Polls closed in Hong Kong with no major disruptions on Sunday after people turned out in huge numbers to vote in district council elections seen as a test of support for anti-government protests that have persisted for over five months.
Government data released one hour before polling stations closed said nearly 2.9 million people had voted by 9:30 p.m., a turnout rate of more than 69% — a record showing that appeared to have been encouraged by the political turmoil. About 1.47 million voted in the last district elections four years ago.
First results were due after midnight.
The voter numbers showed people’s determination, said one voter named Tsz, 30, who works in the service industry.
“The high turnout rate... definitely reflects Hong Kong people’s hope for genuine universal suffrage,” he said.
Casting her ballot, the Beijing-backed Ms. Lam pledged that her government would listen “more intensively” to the views of district councils in the Chinese-ruled city.

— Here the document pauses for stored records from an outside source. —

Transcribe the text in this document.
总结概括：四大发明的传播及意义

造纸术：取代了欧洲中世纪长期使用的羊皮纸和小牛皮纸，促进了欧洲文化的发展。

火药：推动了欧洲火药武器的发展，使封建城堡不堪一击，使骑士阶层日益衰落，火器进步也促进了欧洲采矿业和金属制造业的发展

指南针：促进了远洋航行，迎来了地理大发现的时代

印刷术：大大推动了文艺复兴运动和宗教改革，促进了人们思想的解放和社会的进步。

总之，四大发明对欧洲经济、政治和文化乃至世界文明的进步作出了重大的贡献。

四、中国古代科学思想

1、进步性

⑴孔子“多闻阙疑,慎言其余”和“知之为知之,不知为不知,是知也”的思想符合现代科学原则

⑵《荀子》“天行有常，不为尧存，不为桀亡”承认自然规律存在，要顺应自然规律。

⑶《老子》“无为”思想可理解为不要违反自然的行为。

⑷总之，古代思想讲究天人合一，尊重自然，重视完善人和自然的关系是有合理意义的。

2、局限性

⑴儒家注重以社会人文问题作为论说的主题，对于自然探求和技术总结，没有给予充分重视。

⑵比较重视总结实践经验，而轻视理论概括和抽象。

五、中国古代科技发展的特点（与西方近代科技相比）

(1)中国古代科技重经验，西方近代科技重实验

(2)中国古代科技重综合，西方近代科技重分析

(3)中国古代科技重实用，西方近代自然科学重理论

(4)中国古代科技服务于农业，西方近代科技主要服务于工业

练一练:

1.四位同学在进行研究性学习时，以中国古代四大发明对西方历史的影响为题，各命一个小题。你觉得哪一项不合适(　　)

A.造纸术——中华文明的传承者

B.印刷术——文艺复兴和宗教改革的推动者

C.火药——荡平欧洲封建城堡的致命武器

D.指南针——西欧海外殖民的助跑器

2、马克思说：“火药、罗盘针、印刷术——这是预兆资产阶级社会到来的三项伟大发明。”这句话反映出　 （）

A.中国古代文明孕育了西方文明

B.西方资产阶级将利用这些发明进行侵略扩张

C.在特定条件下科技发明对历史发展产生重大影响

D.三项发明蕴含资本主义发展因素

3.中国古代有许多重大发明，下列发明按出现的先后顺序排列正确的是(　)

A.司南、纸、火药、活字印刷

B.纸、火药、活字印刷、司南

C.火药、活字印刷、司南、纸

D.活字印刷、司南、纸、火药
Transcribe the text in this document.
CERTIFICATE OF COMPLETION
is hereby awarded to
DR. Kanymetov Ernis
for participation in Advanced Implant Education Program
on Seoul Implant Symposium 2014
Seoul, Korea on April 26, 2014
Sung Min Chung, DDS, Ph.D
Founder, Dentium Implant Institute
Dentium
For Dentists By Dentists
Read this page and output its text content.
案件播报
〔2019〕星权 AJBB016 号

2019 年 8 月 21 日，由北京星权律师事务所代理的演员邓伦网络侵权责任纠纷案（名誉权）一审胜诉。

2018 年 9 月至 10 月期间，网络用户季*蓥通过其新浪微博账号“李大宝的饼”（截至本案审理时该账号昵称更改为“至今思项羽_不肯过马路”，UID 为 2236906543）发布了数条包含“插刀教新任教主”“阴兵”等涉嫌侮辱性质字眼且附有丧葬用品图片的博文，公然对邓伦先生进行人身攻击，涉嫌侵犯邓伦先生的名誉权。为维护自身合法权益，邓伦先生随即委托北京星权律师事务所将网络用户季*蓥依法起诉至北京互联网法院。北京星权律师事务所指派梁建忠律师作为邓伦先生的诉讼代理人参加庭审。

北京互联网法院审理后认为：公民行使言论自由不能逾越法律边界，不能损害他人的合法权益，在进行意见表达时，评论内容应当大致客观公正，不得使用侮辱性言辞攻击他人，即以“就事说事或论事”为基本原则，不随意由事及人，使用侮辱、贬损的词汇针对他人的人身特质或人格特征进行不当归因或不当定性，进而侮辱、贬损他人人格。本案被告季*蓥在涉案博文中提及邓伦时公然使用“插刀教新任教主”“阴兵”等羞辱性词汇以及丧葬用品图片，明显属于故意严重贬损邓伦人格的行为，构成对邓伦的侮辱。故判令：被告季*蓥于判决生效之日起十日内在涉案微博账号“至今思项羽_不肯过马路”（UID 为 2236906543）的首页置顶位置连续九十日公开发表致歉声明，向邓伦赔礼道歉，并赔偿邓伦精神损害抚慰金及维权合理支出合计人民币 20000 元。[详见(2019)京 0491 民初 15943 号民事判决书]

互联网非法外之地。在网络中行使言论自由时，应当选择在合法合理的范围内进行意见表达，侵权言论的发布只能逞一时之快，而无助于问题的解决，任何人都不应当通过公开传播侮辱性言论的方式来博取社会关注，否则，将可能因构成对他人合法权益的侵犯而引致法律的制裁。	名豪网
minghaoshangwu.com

“I hope this kind of stability and calm is not only for today’s election, but to show that everyone does not want Hong Kong to fall into a chaotic situation again,” Ms. Lam said.
The protests started over a now-withdrawn extradition Bill that would have allowed people to be sent to mainland China for trial but rapidly evolved into calls for full democracy, posing the biggest popular challenge to Chinese President Xi Jinping since he came to power in 2012.
They have at times forced the closure of government, businesses and schools as police used tear gas, rubber bullets and water cannon in response to petrol bombs and rocks.
Attacks on candidates
The run-up to the election was marked by attacks on candidates, with one stabbed and wounded and another having part of his ear bitten off.
Ming Lee, 26, who works in event production, said she hoped the higher turnout would benefit the pro-democracy camp that is battling some seats that were once uncontested and dominated by pro-Beijing candidates.
“I hope this vote can counter the voice of the pro-establishment, so as to bring in more voices from the democrats,” she said. “The social problems encouraged people to vote and to focus on political issues.”
The district councils control some spending and decide issues such as recycling and public health. A record 1,104 candidates were vying for 452 seats and a record 4.1 million people have enrolled to vote.
If the pro-democracy campaigners gain control, they could secure six seats on Hong Kong’s semi-representative Legislative Council and 117 seats on the 1,200-member panel that selects its Chief Executive.
Jimmy Sham, a candidate for the Civil Human Rights Front, which organised some of the anti-government rallies, said: “We don’t know yet, at the end of the day, if the democrats can win a majority. But I hope our Hong Kong citizens can vote for the future of Hong Kong.”
Sunday was also the seventh day of a stand-off at Polytechnic University, whose campus has been surrounded by police as some protesters hid out on the grounds.